Завтра была война (сборник)
Шрифт:
У Тереспольских ворот металось несколько бойцов: один нес ярко начищенную трубу, и на ней временами остро вспыхивали солнечные зайчики. Немцы стреляли скупо, и музыканты то падали, то вновь вскакивали и продолжали метаться. У коновязи бились и храпели лошади, и Плужников больше смотрел на них, а когда опять глянул в сторону ворот, то музыканты уже куда-то подевались, унеся с собой веселый солнечный зайчик.
– Вот с 84-го! – крикнул пограничник, который был первым номером у пулемета. – К нам, что ли?
От кольцевых казарм правильными
Рядом резко застучал «дегтярь»: пограничники короткими очередями били по костелу, прикрывая товарищей.
– Огонь! – закричал Плужников.
Он кричал для себя, потому что команда была ему необходима. Но, скомандовав, он так и не смог выстрелить: в сержантской винтовке патронов не оказалось. И Плужников только без толку щелкал курком, лихорадочно передергивая затвор.
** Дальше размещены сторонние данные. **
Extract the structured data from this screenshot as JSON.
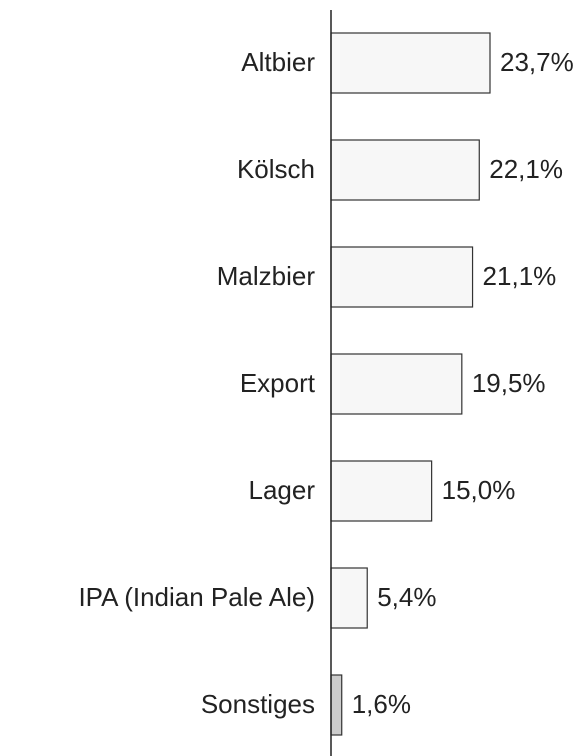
{
  "chart_data": {
    "type": "bar",
    "orientation": "horizontal",
    "categories": [
      "Altbier",
      "Kölsch",
      "Malzbier",
      "Export",
      "Lager",
      "IPA (Indian Pale Ale)",
      "Sonstiges"
    ],
    "values": [
      23.7,
      22.1,
      21.1,
      19.5,
      15.0,
      5.4,
      1.6
    ],
    "value_labels": [
      "23,7%",
      "22,1%",
      "21,1%",
      "19,5%",
      "15,0%",
      "5,4%",
      "1,6%"
    ],
    "colors": [
      "#f7f7f7",
      "#f7f7f7",
      "#f7f7f7",
      "#f7f7f7",
      "#f7f7f7",
      "#f7f7f7",
      "#cccccc"
    ]
  }
}
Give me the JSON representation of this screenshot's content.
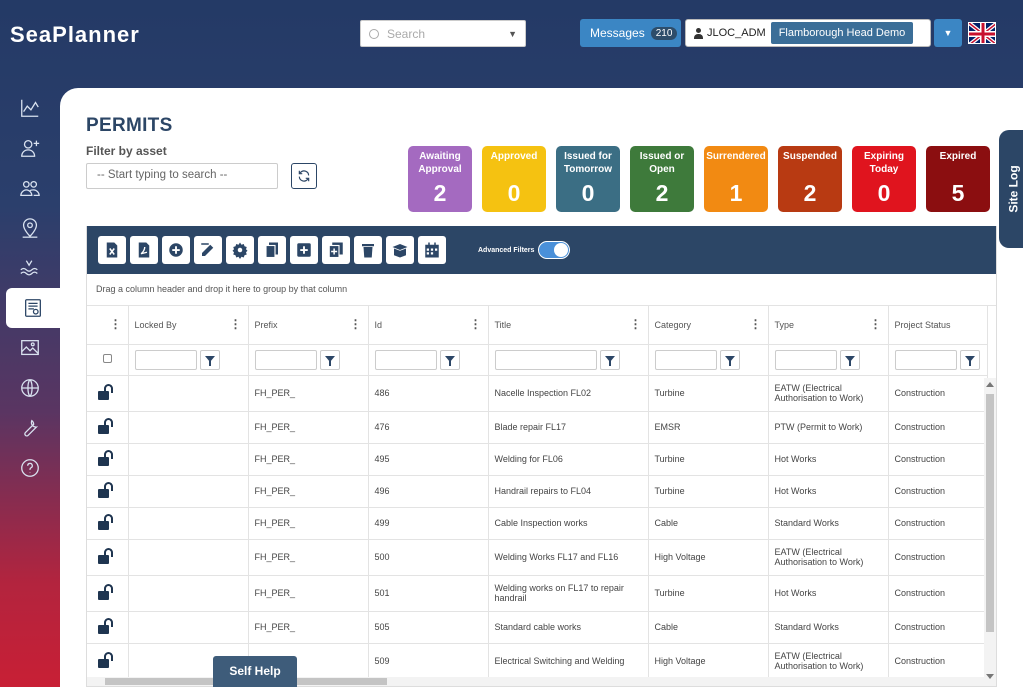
{
  "app": {
    "logo": "SeaPlanner",
    "search_placeholder": "Search",
    "messages_label": "Messages",
    "messages_count": "210",
    "username": "JLOC_ADM",
    "project": "Flamborough Head Demo",
    "self_help": "Self Help"
  },
  "sidebar": {
    "items": [
      "chart-icon",
      "add-user-icon",
      "users-icon",
      "location-pin-icon",
      "waves-icon",
      "permits-icon",
      "map-image-icon",
      "globe-icon",
      "wrench-icon",
      "help-icon"
    ],
    "active": "permits-icon"
  },
  "page": {
    "title": "PERMITS",
    "filter_label": "Filter by asset",
    "asset_placeholder": "-- Start typing to search --",
    "site_log": "Site Log"
  },
  "status_cards": [
    {
      "label": "Awaiting Approval",
      "count": "2",
      "color": "#a46ac0"
    },
    {
      "label": "Approved",
      "count": "0",
      "color": "#f5c211"
    },
    {
      "label": "Issued for Tomorrow",
      "count": "0",
      "color": "#3b6e84"
    },
    {
      "label": "Issued or Open",
      "count": "2",
      "color": "#3e7a3b"
    },
    {
      "label": "Surrendered",
      "count": "1",
      "color": "#f28a12"
    },
    {
      "label": "Suspended",
      "count": "2",
      "color": "#b83a12"
    },
    {
      "label": "Expiring Today",
      "count": "0",
      "color": "#e0141e"
    },
    {
      "label": "Expired",
      "count": "5",
      "color": "#8b0e10"
    }
  ],
  "toolbar": {
    "advanced_filters": "Advanced Filters"
  },
  "grid": {
    "group_hint": "Drag a column header and drop it here to group by that column",
    "columns": [
      "Locked By",
      "Prefix",
      "Id",
      "Title",
      "Category",
      "Type",
      "Project Status"
    ],
    "rows": [
      {
        "prefix": "FH_PER_",
        "id": "486",
        "title": "Nacelle Inspection FL02",
        "category": "Turbine",
        "type": "EATW (Electrical Authorisation to Work)",
        "status": "Construction"
      },
      {
        "prefix": "FH_PER_",
        "id": "476",
        "title": "Blade repair FL17",
        "category": "EMSR",
        "type": "PTW (Permit to Work)",
        "status": "Construction"
      },
      {
        "prefix": "FH_PER_",
        "id": "495",
        "title": "Welding for FL06",
        "category": "Turbine",
        "type": "Hot Works",
        "status": "Construction"
      },
      {
        "prefix": "FH_PER_",
        "id": "496",
        "title": "Handrail repairs to FL04",
        "category": "Turbine",
        "type": "Hot Works",
        "status": "Construction"
      },
      {
        "prefix": "FH_PER_",
        "id": "499",
        "title": "Cable Inspection works",
        "category": "Cable",
        "type": "Standard Works",
        "status": "Construction"
      },
      {
        "prefix": "FH_PER_",
        "id": "500",
        "title": "Welding Works FL17 and FL16",
        "category": "High Voltage",
        "type": "EATW (Electrical Authorisation to Work)",
        "status": "Construction"
      },
      {
        "prefix": "FH_PER_",
        "id": "501",
        "title": "Welding works on FL17 to repair handrail",
        "category": "Turbine",
        "type": "Hot Works",
        "status": "Construction"
      },
      {
        "prefix": "FH_PER_",
        "id": "505",
        "title": "Standard cable works",
        "category": "Cable",
        "type": "Standard Works",
        "status": "Construction"
      },
      {
        "prefix": "FH_PER_",
        "id": "509",
        "title": "Electrical Switching and Welding",
        "category": "High Voltage",
        "type": "EATW (Electrical Authorisation to Work)",
        "status": "Construction"
      }
    ]
  }
}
– Вели диски набить, лейтенант! – закричал второй номер – рослый брюнет со значком ворошиловского стрелка на гимнастерке. – Диски кончаются!
Плужников побежал к дому мимо редкой цепочки бойцов. Старшего лейтенанта нигде не было видно, и он, волоча винтовку, долго суетился возле горящего здания.
– Патроны! Где патроны?
– В подвале спроси, – сказал полуголый сержант с забинтованной головой. – Хлопцы оттуда цинки таскали.
Тяжелый смрадный дым медленно сползал в подвалы. Кашляя и вытирая слезы, Плужников ощупью спустился по крутым стертым ступеням, с трудом разглядел в полумраке раненых и спросил:
– Патроны где?
– Кончились, – сказал вдруг женский голос из темноты. – Что наверху слышно?
Плужникову очень хотелось увидеть, кому принадлежит этот голос, но, как он ни вглядывался, ничего разобрать не смог.
– К нам из казарм прорываются, – сказал он. – Из 84-го, что ли. Старшего лейтенанта не видали?
– Пройдите сюда. Осторожнее: люди на полу.
У стены лежал старший лейтенант в испачканной гимнастерке, разорванной до пояса. Кое-как перебинтованная грудь его чуть вздымалась, и при каждом вздохе выступала розовая пена на белых, стянутых в нитку губах. Плужников опустился подле него на колени, позвал:
– Товарищ старший лейтенант. Товарищ…
– Уже не дозоветесь, – сказал все тот же голос. – Наши-то скоро из города подойдут, ничего не слышно?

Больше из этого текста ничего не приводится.